Шумский кивнул, откинулся на спинку стула, закурил. Пришла Людочка, черноглазая толстушка, молча передала бланки с ответами экспертов Шумскому и покосилась на Изотова. Изотов имел обыкновение задавать ей с совершенно серьезным видом шутливые вопросы, как маленькой, чем ставил ее в тупик и вгонял в краску. Но Изотов, занятый своими мыслями, не обратил на нее внимания, и Людочка, высоко подняв голову, удалилась своей гусиной, покачивающейся походкой.
Экспертиза подтвердила первоначальные предположения. Самоубийство исключалось — выстрел произошел с расстояния примерно 25 сантиметров. Пуля застряла в голове, ее извлекли и установили, что пистолет, из которого стрелял убийца, был чешский системы «збройовка», калибра 7,65. Незадолго до смерти Красильников спиртного не пил. Никаких других ран, синяков, кровоподтеков на теле убитого медики не нашли, что давало возможность говорить об убийстве внезапном, из-за угла. Отпечатки пальцев на замке портфеля были самого Красильникова.
— Все-таки мне кажется, — сказал Шумский, — наиболее правдоподобным было бы предположить убийство из ревности. Вообрази: она (икс) изменяет мужу, а может быть, даже не мужу — просто безумно, как в семнадцатом веке, влюбленному в нее человеку.
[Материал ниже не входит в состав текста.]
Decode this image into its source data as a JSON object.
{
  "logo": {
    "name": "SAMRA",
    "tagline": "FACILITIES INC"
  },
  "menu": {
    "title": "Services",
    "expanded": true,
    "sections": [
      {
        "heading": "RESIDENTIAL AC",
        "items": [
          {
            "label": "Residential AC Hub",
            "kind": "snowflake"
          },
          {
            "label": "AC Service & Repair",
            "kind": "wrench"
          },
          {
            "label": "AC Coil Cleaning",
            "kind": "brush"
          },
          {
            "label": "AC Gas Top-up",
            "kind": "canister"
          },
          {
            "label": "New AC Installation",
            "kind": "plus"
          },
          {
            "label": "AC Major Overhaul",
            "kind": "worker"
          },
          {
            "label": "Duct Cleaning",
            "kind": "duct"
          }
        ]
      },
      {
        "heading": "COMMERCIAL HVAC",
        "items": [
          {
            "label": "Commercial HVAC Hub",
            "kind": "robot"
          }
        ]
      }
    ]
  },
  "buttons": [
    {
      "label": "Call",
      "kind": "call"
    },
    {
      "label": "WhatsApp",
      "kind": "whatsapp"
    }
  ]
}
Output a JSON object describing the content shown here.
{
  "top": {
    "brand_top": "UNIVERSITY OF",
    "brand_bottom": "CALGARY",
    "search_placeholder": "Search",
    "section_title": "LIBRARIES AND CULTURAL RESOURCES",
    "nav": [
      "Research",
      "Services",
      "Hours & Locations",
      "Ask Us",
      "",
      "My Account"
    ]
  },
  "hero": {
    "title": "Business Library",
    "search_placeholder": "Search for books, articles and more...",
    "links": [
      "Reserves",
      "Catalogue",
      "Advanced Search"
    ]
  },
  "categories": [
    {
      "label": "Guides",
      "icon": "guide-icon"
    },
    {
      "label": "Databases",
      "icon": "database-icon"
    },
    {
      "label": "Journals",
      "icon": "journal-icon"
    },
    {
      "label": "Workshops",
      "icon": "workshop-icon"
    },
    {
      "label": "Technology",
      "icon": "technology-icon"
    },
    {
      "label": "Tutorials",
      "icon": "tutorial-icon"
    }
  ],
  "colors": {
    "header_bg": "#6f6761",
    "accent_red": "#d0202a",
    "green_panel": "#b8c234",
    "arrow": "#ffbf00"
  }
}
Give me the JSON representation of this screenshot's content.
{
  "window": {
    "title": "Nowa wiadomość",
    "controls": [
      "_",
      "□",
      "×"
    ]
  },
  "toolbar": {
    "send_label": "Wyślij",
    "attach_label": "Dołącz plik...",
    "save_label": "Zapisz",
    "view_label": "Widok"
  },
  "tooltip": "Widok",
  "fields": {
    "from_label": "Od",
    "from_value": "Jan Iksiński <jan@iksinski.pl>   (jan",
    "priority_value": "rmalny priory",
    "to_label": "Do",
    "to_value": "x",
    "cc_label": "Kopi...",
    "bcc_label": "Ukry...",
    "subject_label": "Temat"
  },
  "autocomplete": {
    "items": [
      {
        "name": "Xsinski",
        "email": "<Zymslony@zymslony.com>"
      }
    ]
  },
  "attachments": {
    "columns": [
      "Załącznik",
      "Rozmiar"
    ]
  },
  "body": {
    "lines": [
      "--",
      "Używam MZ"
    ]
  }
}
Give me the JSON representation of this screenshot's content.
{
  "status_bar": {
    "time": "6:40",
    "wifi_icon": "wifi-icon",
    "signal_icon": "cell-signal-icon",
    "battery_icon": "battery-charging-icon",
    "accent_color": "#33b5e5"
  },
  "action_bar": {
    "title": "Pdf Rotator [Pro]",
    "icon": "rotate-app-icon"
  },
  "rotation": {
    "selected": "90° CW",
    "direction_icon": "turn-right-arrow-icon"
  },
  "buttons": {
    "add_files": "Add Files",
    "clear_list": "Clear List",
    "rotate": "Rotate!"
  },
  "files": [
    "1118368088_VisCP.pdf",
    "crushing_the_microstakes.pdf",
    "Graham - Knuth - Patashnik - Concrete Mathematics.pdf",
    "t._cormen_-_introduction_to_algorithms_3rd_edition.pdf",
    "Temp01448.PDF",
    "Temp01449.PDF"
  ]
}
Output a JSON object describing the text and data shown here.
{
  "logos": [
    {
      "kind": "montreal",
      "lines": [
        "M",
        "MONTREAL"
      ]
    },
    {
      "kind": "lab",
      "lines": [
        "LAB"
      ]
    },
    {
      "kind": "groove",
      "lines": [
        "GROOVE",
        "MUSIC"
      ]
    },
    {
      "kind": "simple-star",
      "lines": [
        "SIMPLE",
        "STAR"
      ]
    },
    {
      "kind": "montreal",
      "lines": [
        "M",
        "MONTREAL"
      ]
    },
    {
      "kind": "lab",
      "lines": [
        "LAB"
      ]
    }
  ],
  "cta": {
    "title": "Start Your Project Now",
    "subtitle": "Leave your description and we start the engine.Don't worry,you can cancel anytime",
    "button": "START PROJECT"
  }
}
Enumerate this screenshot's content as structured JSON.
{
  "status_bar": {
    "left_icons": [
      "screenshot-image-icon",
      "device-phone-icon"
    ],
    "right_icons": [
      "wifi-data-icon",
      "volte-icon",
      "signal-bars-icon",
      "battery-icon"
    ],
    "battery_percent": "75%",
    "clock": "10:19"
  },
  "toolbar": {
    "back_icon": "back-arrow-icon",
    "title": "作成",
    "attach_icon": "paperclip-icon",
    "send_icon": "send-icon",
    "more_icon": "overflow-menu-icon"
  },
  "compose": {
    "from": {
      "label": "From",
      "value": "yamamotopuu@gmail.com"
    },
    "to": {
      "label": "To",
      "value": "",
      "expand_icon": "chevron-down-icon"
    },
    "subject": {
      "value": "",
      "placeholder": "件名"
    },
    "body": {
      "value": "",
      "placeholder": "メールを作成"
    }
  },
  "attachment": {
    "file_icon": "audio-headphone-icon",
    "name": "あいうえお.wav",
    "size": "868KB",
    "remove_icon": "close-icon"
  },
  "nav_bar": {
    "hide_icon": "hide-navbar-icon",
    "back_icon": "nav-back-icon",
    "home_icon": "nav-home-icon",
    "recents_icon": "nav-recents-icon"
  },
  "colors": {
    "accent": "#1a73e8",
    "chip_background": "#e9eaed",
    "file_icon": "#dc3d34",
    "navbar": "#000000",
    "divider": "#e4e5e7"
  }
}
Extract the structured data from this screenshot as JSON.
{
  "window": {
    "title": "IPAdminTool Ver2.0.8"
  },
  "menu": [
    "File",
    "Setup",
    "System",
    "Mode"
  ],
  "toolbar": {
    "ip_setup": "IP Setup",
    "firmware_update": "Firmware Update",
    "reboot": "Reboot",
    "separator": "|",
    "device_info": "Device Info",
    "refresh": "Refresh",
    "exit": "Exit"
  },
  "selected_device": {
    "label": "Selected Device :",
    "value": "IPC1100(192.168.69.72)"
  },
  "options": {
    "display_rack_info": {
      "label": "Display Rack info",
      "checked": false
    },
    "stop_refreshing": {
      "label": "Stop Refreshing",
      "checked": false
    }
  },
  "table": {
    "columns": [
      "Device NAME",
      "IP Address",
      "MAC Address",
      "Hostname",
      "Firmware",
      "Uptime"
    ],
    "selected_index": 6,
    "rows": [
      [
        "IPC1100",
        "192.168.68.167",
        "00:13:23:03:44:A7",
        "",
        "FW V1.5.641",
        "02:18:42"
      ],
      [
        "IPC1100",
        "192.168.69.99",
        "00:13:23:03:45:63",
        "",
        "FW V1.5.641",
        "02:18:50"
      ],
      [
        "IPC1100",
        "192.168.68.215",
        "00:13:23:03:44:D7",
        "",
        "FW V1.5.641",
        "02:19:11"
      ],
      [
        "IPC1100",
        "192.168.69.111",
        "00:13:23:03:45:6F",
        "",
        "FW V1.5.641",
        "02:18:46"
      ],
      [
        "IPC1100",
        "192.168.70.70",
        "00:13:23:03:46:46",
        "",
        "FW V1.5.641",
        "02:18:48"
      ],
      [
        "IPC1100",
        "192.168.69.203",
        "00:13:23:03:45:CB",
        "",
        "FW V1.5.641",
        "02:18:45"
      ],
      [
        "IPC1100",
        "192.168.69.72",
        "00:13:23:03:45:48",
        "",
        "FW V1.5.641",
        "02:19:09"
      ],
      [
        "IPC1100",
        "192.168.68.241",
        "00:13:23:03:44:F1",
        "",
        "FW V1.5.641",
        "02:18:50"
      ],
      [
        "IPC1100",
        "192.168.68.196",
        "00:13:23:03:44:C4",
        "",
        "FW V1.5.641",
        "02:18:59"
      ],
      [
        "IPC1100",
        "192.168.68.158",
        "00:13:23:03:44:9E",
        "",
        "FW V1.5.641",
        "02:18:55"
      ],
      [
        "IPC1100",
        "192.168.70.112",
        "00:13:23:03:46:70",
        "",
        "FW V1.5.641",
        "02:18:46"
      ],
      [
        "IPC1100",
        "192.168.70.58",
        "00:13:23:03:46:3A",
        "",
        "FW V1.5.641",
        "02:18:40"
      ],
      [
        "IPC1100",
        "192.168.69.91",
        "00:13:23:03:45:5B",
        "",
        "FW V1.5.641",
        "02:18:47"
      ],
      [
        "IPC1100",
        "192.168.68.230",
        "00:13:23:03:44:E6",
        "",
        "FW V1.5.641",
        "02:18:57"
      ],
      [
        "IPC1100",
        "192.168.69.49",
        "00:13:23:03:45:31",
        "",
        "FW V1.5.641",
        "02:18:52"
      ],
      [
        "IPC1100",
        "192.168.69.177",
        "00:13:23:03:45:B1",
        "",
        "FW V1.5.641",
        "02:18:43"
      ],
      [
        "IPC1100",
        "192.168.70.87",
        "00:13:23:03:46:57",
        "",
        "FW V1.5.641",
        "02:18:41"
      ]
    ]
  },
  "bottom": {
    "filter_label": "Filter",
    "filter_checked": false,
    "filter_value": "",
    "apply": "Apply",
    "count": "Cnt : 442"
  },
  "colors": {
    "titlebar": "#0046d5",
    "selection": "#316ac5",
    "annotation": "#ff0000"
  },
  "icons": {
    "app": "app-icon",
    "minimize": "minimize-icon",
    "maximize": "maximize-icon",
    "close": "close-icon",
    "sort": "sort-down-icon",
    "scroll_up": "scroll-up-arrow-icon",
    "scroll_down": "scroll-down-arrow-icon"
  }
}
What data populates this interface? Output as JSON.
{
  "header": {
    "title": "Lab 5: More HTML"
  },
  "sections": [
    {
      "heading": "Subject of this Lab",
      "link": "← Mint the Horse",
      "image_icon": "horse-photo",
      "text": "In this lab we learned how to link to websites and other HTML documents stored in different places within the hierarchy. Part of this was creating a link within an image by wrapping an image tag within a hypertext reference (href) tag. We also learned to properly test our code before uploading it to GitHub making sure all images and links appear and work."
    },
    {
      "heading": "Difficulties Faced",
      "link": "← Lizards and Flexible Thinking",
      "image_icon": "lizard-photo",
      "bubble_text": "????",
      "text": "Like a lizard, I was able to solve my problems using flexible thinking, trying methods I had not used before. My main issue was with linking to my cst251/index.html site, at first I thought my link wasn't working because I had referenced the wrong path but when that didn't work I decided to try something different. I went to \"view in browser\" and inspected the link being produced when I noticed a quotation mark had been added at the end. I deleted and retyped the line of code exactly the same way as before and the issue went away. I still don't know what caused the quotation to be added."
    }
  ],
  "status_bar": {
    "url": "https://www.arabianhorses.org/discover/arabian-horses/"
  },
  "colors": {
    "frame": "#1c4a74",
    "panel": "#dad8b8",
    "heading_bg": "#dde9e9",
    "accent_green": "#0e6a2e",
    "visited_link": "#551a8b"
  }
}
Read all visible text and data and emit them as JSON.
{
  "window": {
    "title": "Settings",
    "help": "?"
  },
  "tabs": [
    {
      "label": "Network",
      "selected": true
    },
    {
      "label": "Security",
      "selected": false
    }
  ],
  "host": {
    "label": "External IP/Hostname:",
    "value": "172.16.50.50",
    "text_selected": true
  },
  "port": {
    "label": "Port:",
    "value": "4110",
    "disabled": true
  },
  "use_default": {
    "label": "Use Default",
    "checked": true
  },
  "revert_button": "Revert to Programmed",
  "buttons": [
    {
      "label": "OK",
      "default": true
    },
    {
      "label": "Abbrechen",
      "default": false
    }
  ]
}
Этот человек выслеживает ее и застает с Красильниковым здесь, в саду… Может быть так? Вполне.
— Оч-чень романтическая картина, — язвительно произнес Изотов, — но она тотчас же рухнет под моим трезвым, сугубо земным вопросом: зачем Красильников, идя на свидание, понес портфель со шмотками, учебником и журналами? Странно, не находишь?..
— Может быть, брюки и рубашки он сначала понес на барахолку? — предположил, подумав, Шумский.
— Хорошо, допустим, что так. Рынок когда закрывается?
— В шесть часов.
— А в шесть он был еще дома…
— Дома? Откуда тебе известно? Это еще надо проверить.
— Тогда, может быть, он шел не на рынок, а в скупочный пункт или, скажем, в комиссионку?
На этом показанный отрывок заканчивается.